写这个的目的是为了爬歌词,因为喜欢听歌,遇到喜欢的歌就喜欢把歌词下载下来。
WebMacgic 教程地址
http://webmagic.io/docs/zh/posts/ch1-overview/
使用 IDEA 创建 maven工程
下面为工程目录结构
下面为源代码
package bean;
import us.codecraft.webmagic.model.annotation.ExtractBy;
import us.codecraft.webmagic.model.annotation.TargetUrl;
import java.sql.Timestamp;
import java.util.Date;
import java.util.List;
/**
* @author zhaoshenjiao
* @Date 2017-04-18 23:12:34
*/
@TargetUrl("http://www.kuwo.cn/yinyue/*")
public class KuWoMusic {
/**
* 歌名
*/
// @ExtractBy(value="div.tit em.f-ff2",type = ExtractBy.Type.Css)
@ExtractBy("//p[@id='lrcName']/text()")
private String name;
/**
* 歌手
*/
// @ExtractBy(value="p.des span a",type = ExtractBy.Type.Css)
@ExtractBy("//p[@class='artist']/span/a/text()")
private String singer;
/**
* 歌词
*/
// @ExtractBy(value="div.mCSB_container p",type = ExtractByactBy.Type.Css)
@ExtractBy("//p[@class='lrcItem']")
private List<String> lyrics;
private String lyric;
/**
* 所属专辑
*/
// @ExtractBy(value="p.des a",type = ExtractBy.Type.Css)

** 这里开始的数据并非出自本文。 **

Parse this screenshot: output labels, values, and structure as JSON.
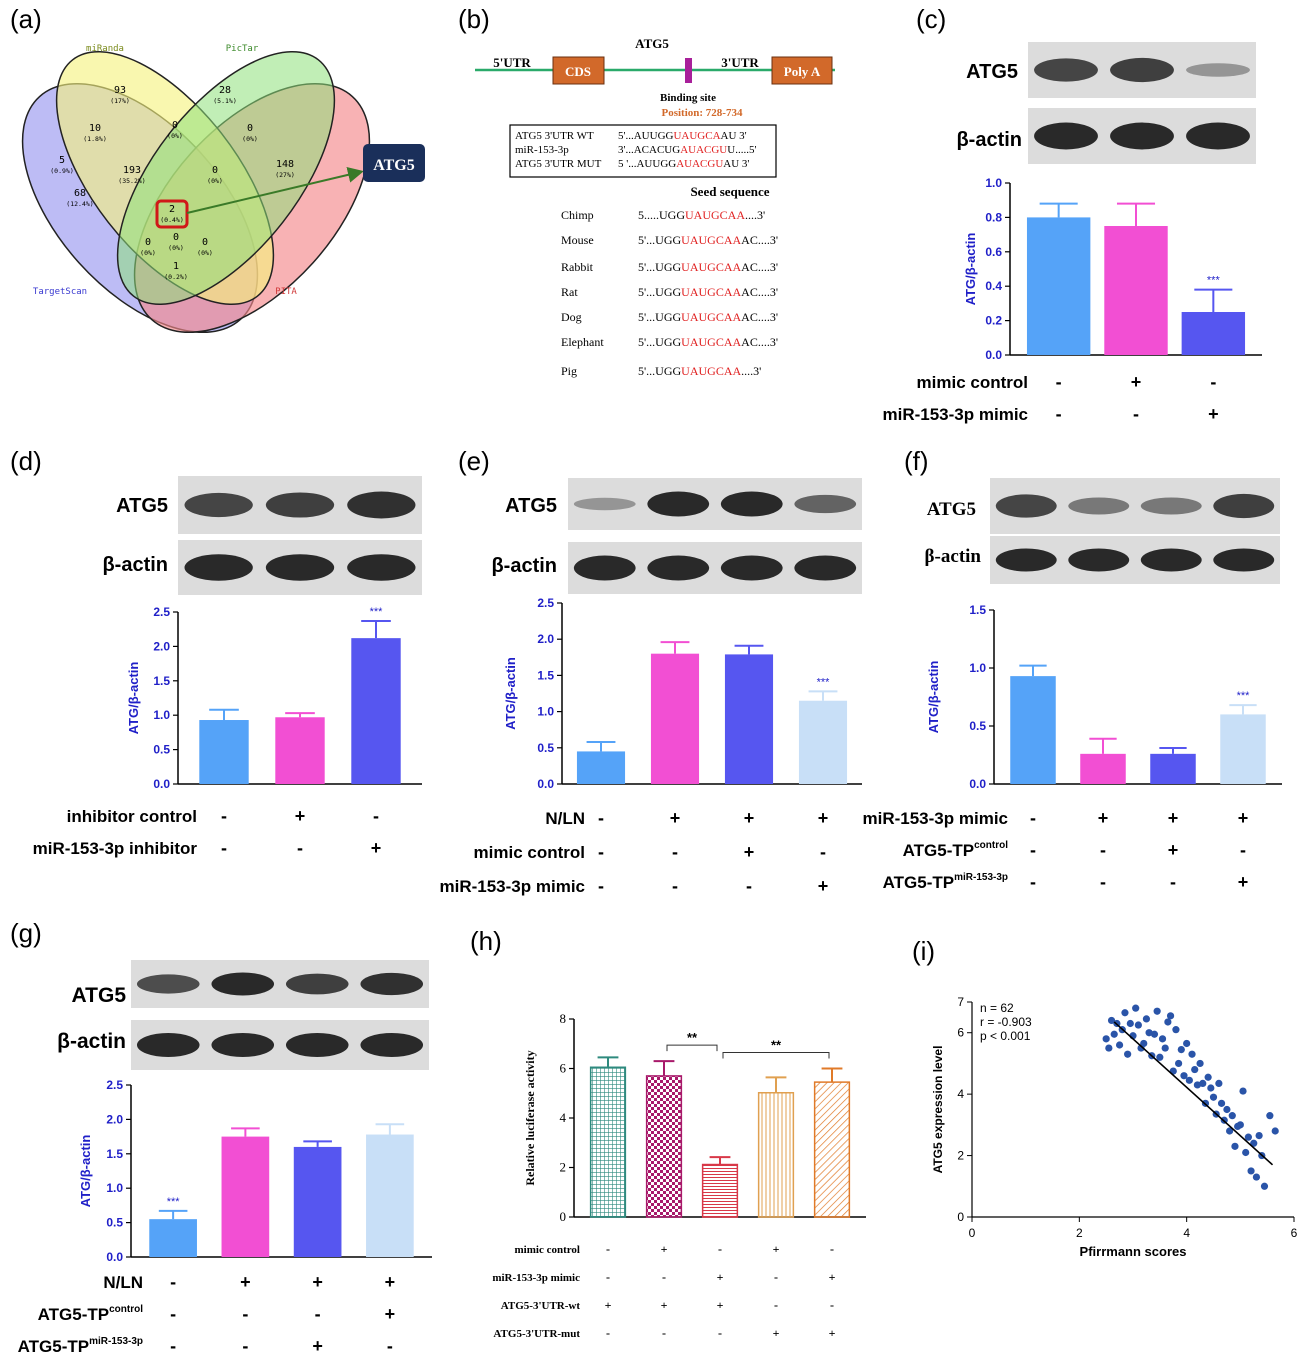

@ExtractBy("//p[@class='album']/span/a/text()")
private String album;
private Timestamp recordTime;
/**
* 所属专辑
*/
// @ExtractBy(value="body",type = ExtractBy.Type.Css)
// private String body;
public String getName() {
return name;
}
public void setName(String name) {
this.name = name;
}
public String getSinger() {
return singer;
}
public void setSinger(String singer) {
this.singer = singer;
}
public List<String> getLyrics() {
return lyrics;
}
public void setLyrics(List<String> lyrics) {
this.lyrics = lyrics;
}
public String getLyric() {
StringBuilder sb = new StringBuilder();
for ( String str: lyrics ) {
sb.append(str);
}
return sb.toString();
}
public void setLyric(String lyric) {
StringBuilder sb = new StringBuilder();
for ( String str: lyrics ) {
sb.append(str);
}
this.lyric = sb.toString();
}
public String getAlbum() {
return album;
}
public void setAlbum(String album) {
this.album = album;
}
public Timestamp getRecordTime() {
return new Timestamp( new Date().getTime());
}
public void setRecordTime(Timestamp recordTime) {
this.recordTime = recordTime;
}
@Override
public String toString() {
return "[name:"+name +",singer="+singer+",album="+album+",lyric="+lyric+"]";
}
}
package dao;
import bean.KuWoMusic;
import org.apache.ibatis.annotations.Insert;
/**
* @author zhaoshenjiao
* @Date 2017-04-19 00:37:57
*/
public interface KuWoMusicDao {
@Insert("insert into lyric (`title`,`content`,`source`,`singer`,`album`,`recorder`,`recordTime`,`curStatus`) " +
"values (#{name},#{lyric},'酷我',#{singer},#{album},'admin',#{recordTime},'2')")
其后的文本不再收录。